Vanessa terbelalak, Kamar? Kamar siapa yang akan di tempatinya? Kamar tamu? Semoga saja bukan kamar Natsuki karena jika itu terjadi ia pastikan dirinya akan mati bunuh diri besok pagi.
"Maaf, bibi. Kalau boleh tau kamar siapa yang akan ku tempati?"
"Kau akan menempati bekas kamar Matsuri, Dia kakak perempuan Natsuki dan sudah menikah sekarang." Nyonya Tokeino kemudian memandang Vanessa dengan ekspresi yang aneh, tubuhnya berguncang dan salah satu tanganya menutup mulutnya yang terpekik kecil. Ia sedang teringat pada sesuatu dan sepertinya wanita itu sedang merasa sudah melakukan kesalahan.
"Astaga, Apa sebaiknya kau sekamar dengan Natsuki? Kenapa aku tidak ingat kalau kalian sudah bertunangan, Aku sudah melakukan kesalahan besar!"
Vanessa shock, Ia sangat menyesal karena sudah bertanya dan sekarang ia harus melihat wajah Natsuki yang kelihatanya sangat senang.
"Tidak, Bibi. Jangan begitu."Vanessa berusaha bersuara dengan lebih sopan.
"Jika aku tidur di kamar yang sama dengan Natsuki, itu bisa membuatku merasa tidak enak!"

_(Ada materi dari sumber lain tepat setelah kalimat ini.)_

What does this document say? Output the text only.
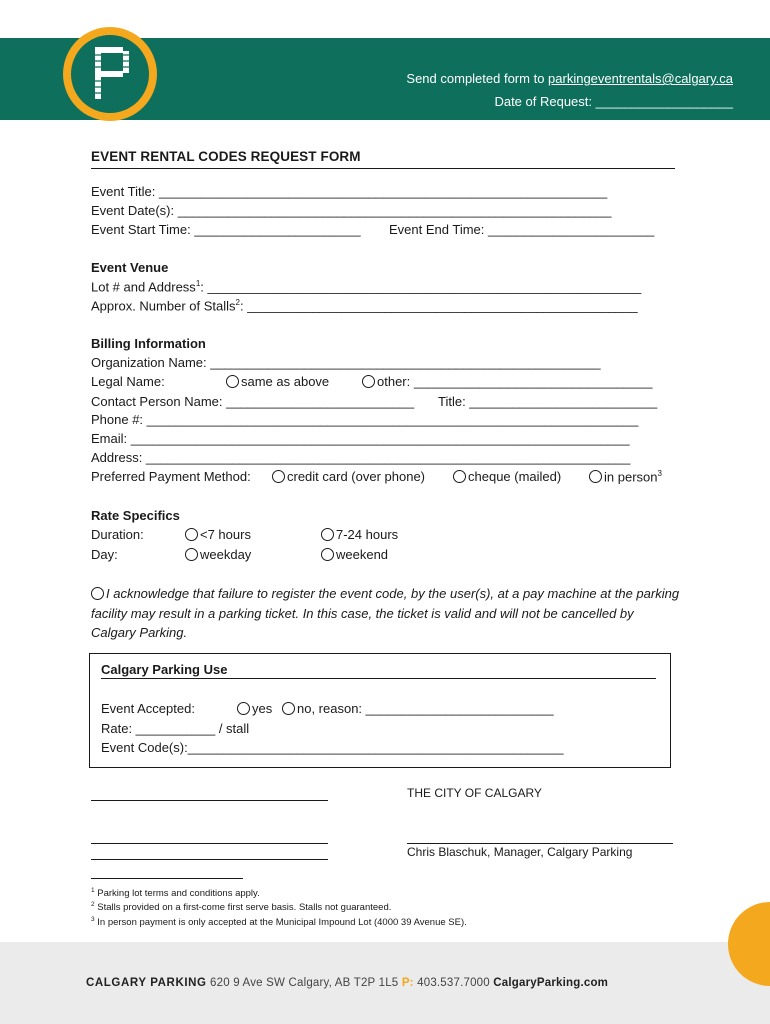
Send completed form to parkingeventrentals@calgary.ca
Date of Request: ___________________
EVENT RENTAL CODES REQUEST FORM
Event Title: ______________________________________________________________
Event Date(s): ____________________________________________________________
Event Start Time: _______________________ Event End Time: _______________________
Event Venue
Lot # and Address$^1$: ____________________________________________________________
Approx. Number of Stalls$^2$: ______________________________________________________
Billing Information
Organization Name: ______________________________________________________
Legal Name:	same as above	other: _________________________________
Contact Person Name: __________________________ Title: __________________________
Phone #: ____________________________________________________________________
Email: _____________________________________________________________________
Address: ___________________________________________________________________
Preferred Payment Method:	credit card (over phone)	cheque (mailed)	in person$^3$
Rate Specifics
Duration:	<7 hours	7-24 hours
Day:	weekday	weekend
I acknowledge that failure to register the event code, by the user(s), at a pay machine at the parking facility may result in a parking ticket. In this case, the ticket is valid and will not be cancelled by Calgary Parking.
Calgary Parking Use
Event Accepted:	yes	no, reason: __________________________
Rate: ___________ / stall
Event Code(s):____________________________________________________
THE CITY OF CALGARY
Chris Blaschuk, Manager, Calgary Parking
$^1$ Parking lot terms and conditions apply.
$^2$ Stalls provided on a first-come first serve basis. Stalls not guaranteed.
$^3$ In person payment is only accepted at the Municipal Impound Lot (4000 39 Avenue SE).
CALGARY PARKING 620 9 Ave SW Calgary, AB T2P 1L5 P: 403.537.7000 CalgaryParking.com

"Tidak, tentu saja kau tidak perlu merasa begitu, aku bisa faham kalau kau ingin terus bersama Natsuki, tidak apa-apa. Sebentar lagi kalian akan menikah kan?"
"Jangan Bibi, aku mohon. Ibuku pasti akan sangat kecewa kalau mengetahui hal ini!" Ucapan Vanessa terdengar lebih memelas, Ibunya akan kecewa? Ibunya pasti akan merasakan yang sebaliknya. Vanessa masih bisa mengingat kalau Ibunya hampir bersorak dan melompat- lompat saat Natsuki meminta izin kepadanya untuk membawa Vanessa bertemu dengan orang tuanya di Jepang.
Nyonya Tokeino mengelus dada lega. "Maaf, sebenarnya aku malah merasa lega kau mengatakan hal seperti itu! Aku juga khawatir bila kau dan Natsuki menginap di kamar yang sama, tapi mengingat cara barat dimana kalian berdua tinggal aku merasa bersalah kalau memaksakan kehendaku kepada kalian. Jika kau menginginkan hal baik itu mana mungkin tidak ku kabulkan!"